Following on this interview, in which neuroscience meets psychoanalysis, are two articles in which psychoanalysis meets literature. Nessa Breen's paper addresses the autobiographical work of Roland Barthes as testifying to the impossibility which confronts one (or should that be 'two?) as a consequence of the divided nature of the human subject. 'How', she asks, 'does a subject who is aware of himself or herself as pluralised ... attain any kind of truth or self-realisation in autobiography?', a question which is equally pertinent to psychoanalysis which invites one' to tell 'one's' story.

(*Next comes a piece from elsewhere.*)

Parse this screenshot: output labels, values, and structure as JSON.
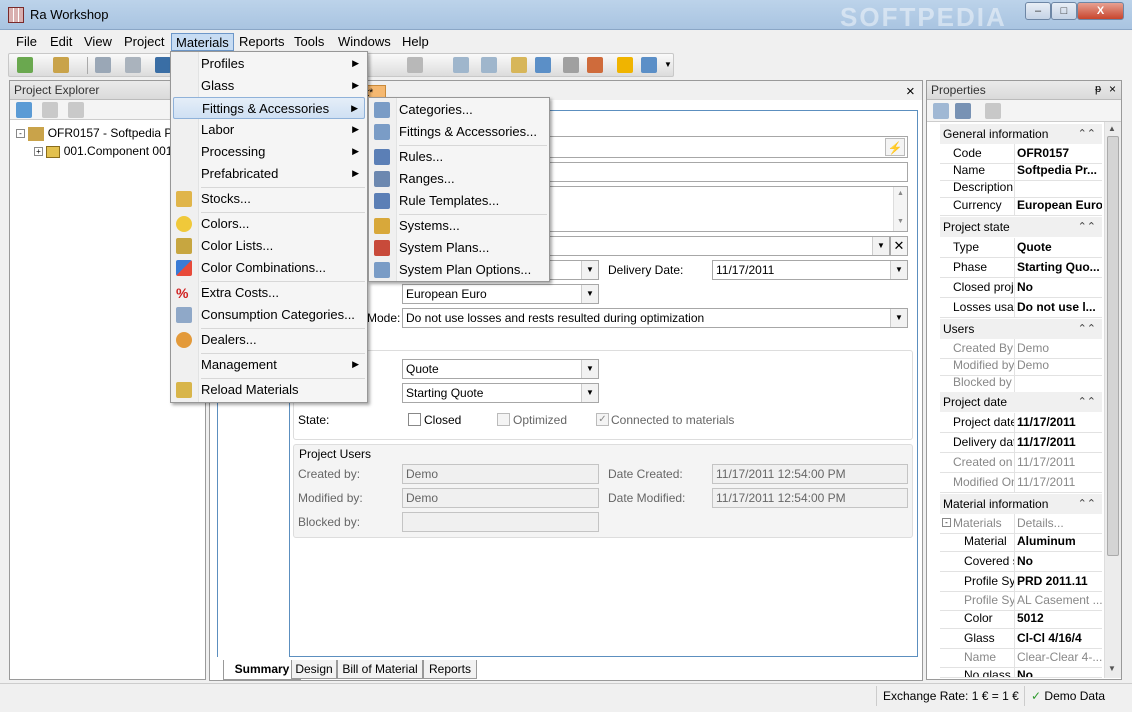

Olga Cox explores this 'fiction of the self aptly by means of a study of the inaugural gesture, the 'I say', which underpins any possibility of narrative. Underlining the fictional character of such a gesture, she highlights the necessity of the reduplication of this moment for the construction of any possibility of a following moment, that is, for the unfolding of a temporal dimension, which in itself is the prerequisite to the possibility of any story, be it the one told on the couch, in the autobiography or in the work of literature. Showing how it is that this temporal dimension can be equated with that 'included lack subtending subjectivity', she shows how it is that the lack of this lack leaves room only for the crippling immediacy of anxiety.


Anxiety finds a treatment (if not a cure) in this issue via the work of Alan Rowan. In a paper based on work that he presented initially at last year's APPI congress, he traces the various approaches that there have been to the subject of emotion and, particularly, anxiety. The paper aims to trace the trajectory taken by the various proponents of psychological theories and to show up the inconsistencies or inadequacies on which these flounder, contrasting these with the psychoanalytic approach, principally that developed by Lacan in Seminar X.


In conclusion we arrive back on the terrain of impossibility with an article by Sean Homer. Exploring the consequences for both when psychoanalysis meets with political theory in the field of ideology, he adds a positive twist to Zizek's Lacanian analysis of ideologies. If psychoanalysis has been successful in showing that civilisation bears an inherent discontent, that for structural reasons the ideal society is an impossibility, then perhaps it can also 'facilitate a slightly different conception of ideology', one according to which ideologies work because of the pleasure they yield. Here 'ideology' is not a synonym for 'false reality' but is, rather, the necessary fiction which underpins (social) reality itself.


And if Utopia can never be realised then one can always continue to think the impossible!